None of the following ideas will be applicable across the board, but I wanted to include a few of the ways my clients have found success in implementing their plans despite the busyness of life in the wake of loss (or the temptation of their coping mechanisms). Reframing our failures into adjustments of our plans means we are learning. We are literally changing our minds about the value of our coping mechanisms by identifying what we want and what we truly want to value.
- Fill multiple water glasses first thing in the morning
If your target is drinking more water, then use your first action of the day to prepare yourself for success.
- Purchase multiple greeting cards at a time
If your target is to be intentional with the family who are on Earth, then give yourself a gift of time by buying a handful of cards and assigning an hour to write a few at once.
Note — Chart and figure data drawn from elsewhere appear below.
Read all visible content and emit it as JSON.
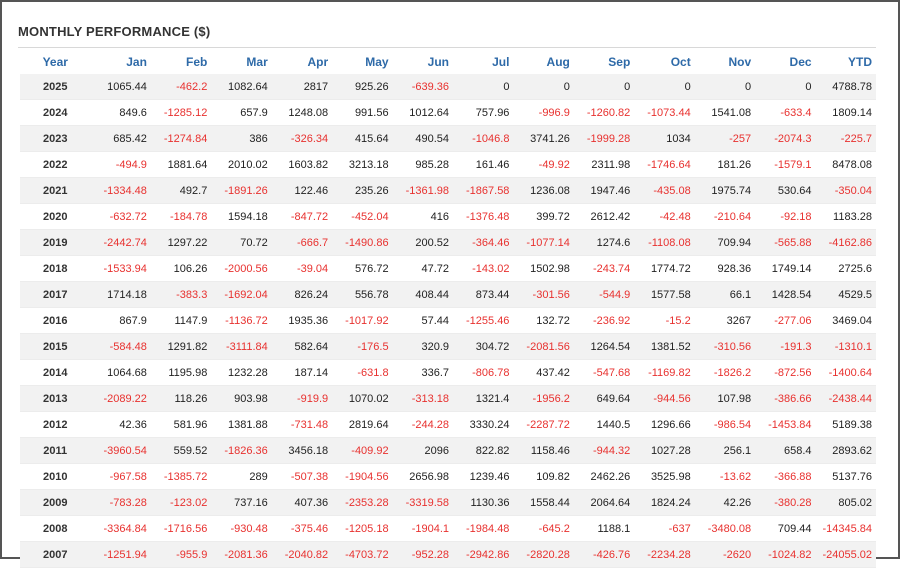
{
  "title": "MONTHLY PERFORMANCE ($)",
  "colors": {
    "header": "#2e6aa8",
    "negative": "#e8312f",
    "text": "#222222",
    "stripe": "#f2f2f2"
  },
  "columns": [
    "Year",
    "Jan",
    "Feb",
    "Mar",
    "Apr",
    "May",
    "Jun",
    "Jul",
    "Aug",
    "Sep",
    "Oct",
    "Nov",
    "Dec",
    "YTD"
  ],
  "rows": [
    [
      "2025",
      "1065.44",
      "-462.2",
      "1082.64",
      "2817",
      "925.26",
      "-639.36",
      "0",
      "0",
      "0",
      "0",
      "0",
      "0",
      "4788.78"
    ],
    [
      "2024",
      "849.6",
      "-1285.12",
      "657.9",
      "1248.08",
      "991.56",
      "1012.64",
      "757.96",
      "-996.9",
      "-1260.82",
      "-1073.44",
      "1541.08",
      "-633.4",
      "1809.14"
    ],
    [
      "2023",
      "685.42",
      "-1274.84",
      "386",
      "-326.34",
      "415.64",
      "490.54",
      "-1046.8",
      "3741.26",
      "-1999.28",
      "1034",
      "-257",
      "-2074.3",
      "-225.7"
    ],
    [
      "2022",
      "-494.9",
      "1881.64",
      "2010.02",
      "1603.82",
      "3213.18",
      "985.28",
      "161.46",
      "-49.92",
      "2311.98",
      "-1746.64",
      "181.26",
      "-1579.1",
      "8478.08"
    ],
    [
      "2021",
      "-1334.48",
      "492.7",
      "-1891.26",
      "122.46",
      "235.26",
      "-1361.98",
      "-1867.58",
      "1236.08",
      "1947.46",
      "-435.08",
      "1975.74",
      "530.64",
      "-350.04"
    ],
    [
      "2020",
      "-632.72",
      "-184.78",
      "1594.18",
      "-847.72",
      "-452.04",
      "416",
      "-1376.48",
      "399.72",
      "2612.42",
      "-42.48",
      "-210.64",
      "-92.18",
      "1183.28"
    ],
    [
      "2019",
      "-2442.74",
      "1297.22",
      "70.72",
      "-666.7",
      "-1490.86",
      "200.52",
      "-364.46",
      "-1077.14",
      "1274.6",
      "-1108.08",
      "709.94",
      "-565.88",
      "-4162.86"
    ],
    [
      "2018",
      "-1533.94",
      "106.26",
      "-2000.56",
      "-39.04",
      "576.72",
      "47.72",
      "-143.02",
      "1502.98",
      "-243.74",
      "1774.72",
      "928.36",
      "1749.14",
      "2725.6"
    ],
    [
      "2017",
      "1714.18",
      "-383.3",
      "-1692.04",
      "826.24",
      "556.78",
      "408.44",
      "873.44",
      "-301.56",
      "-544.9",
      "1577.58",
      "66.1",
      "1428.54",
      "4529.5"
    ],
    [
      "2016",
      "867.9",
      "1147.9",
      "-1136.72",
      "1935.36",
      "-1017.92",
      "57.44",
      "-1255.46",
      "132.72",
      "-236.92",
      "-15.2",
      "3267",
      "-277.06",
      "3469.04"
    ],
    [
      "2015",
      "-584.48",
      "1291.82",
      "-3111.84",
      "582.64",
      "-176.5",
      "320.9",
      "304.72",
      "-2081.56",
      "1264.54",
      "1381.52",
      "-310.56",
      "-191.3",
      "-1310.1"
    ],
    [
      "2014",
      "1064.68",
      "1195.98",
      "1232.28",
      "187.14",
      "-631.8",
      "336.7",
      "-806.78",
      "437.42",
      "-547.68",
      "-1169.82",
      "-1826.2",
      "-872.56",
      "-1400.64"
    ],
    [
      "2013",
      "-2089.22",
      "118.26",
      "903.98",
      "-919.9",
      "1070.02",
      "-313.18",
      "1321.4",
      "-1956.2",
      "649.64",
      "-944.56",
      "107.98",
      "-386.66",
      "-2438.44"
    ],
    [
      "2012",
      "42.36",
      "581.96",
      "1381.88",
      "-731.48",
      "2819.64",
      "-244.28",
      "3330.24",
      "-2287.72",
      "1440.5",
      "1296.66",
      "-986.54",
      "-1453.84",
      "5189.38"
    ],
    [
      "2011",
      "-3960.54",
      "559.52",
      "-1826.36",
      "3456.18",
      "-409.92",
      "2096",
      "822.82",
      "1158.46",
      "-944.32",
      "1027.28",
      "256.1",
      "658.4",
      "2893.62"
    ],
    [
      "2010",
      "-967.58",
      "-1385.72",
      "289",
      "-507.38",
      "-1904.56",
      "2656.98",
      "1239.46",
      "109.82",
      "2462.26",
      "3525.98",
      "-13.62",
      "-366.88",
      "5137.76"
    ],
    [
      "2009",
      "-783.28",
      "-123.02",
      "737.16",
      "407.36",
      "-2353.28",
      "-3319.58",
      "1130.36",
      "1558.44",
      "2064.64",
      "1824.24",
      "42.26",
      "-380.28",
      "805.02"
    ],
    [
      "2008",
      "-3364.84",
      "-1716.56",
      "-930.48",
      "-375.46",
      "-1205.18",
      "-1904.1",
      "-1984.48",
      "-645.2",
      "1188.1",
      "-637",
      "-3480.08",
      "709.44",
      "-14345.84"
    ],
    [
      "2007",
      "-1251.94",
      "-955.9",
      "-2081.36",
      "-2040.82",
      "-4703.72",
      "-952.28",
      "-2942.86",
      "-2820.28",
      "-426.76",
      "-2234.28",
      "-2620",
      "-1024.82",
      "-24055.02"
    ]
  ]
}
Stagger the mailing and rebuild those connections.
- Set the boundary before you are offended
If your target is to limit the conversations that include platitudes or directive behavior from your “support system” around your grief, then bring up the conversation of what you want and what you don’t want before the boundary has been crossed. Clear communication about your expectations and capacity is kind, and it can help you both to avoid future misunderstandings.
- Write your targets everywhere
Keeping your intention and targets front of mind is crucial. We all become distracted by life, so writing a note on your bathroom window, on a notecard by your bed, on a bookmark, or creating a cell phone wallpaper… There are endless options of where and how you can bring your target of self-compassion and healing back to mind throughout your day. Don’t fall into the trap of assuming you’ll remember what you thought about earlier in the day. We must cultivate intention.
Let’s be realistic for a moment. You will probably miss your target. Does that mean you should never take aim?
Setting a target (rather than a goal) invites course corrections. Any archer will tell you that while the goal is to hit the center, they must account for many variables as they take aim and still celebrate landing on the target. Even with the most intentional, well-sighted shot, a last-minute external influence can throw the arrow off its path.
Regardless of the variables, the most consistently successful archers never take their eyes from the target. As you are setting your thoughts and intentions toward healing, consider your capacity to remain focused. It may be smaller than you wish, and that is perfectly normal. Your capacity will grow with time — and with every small target that you hit.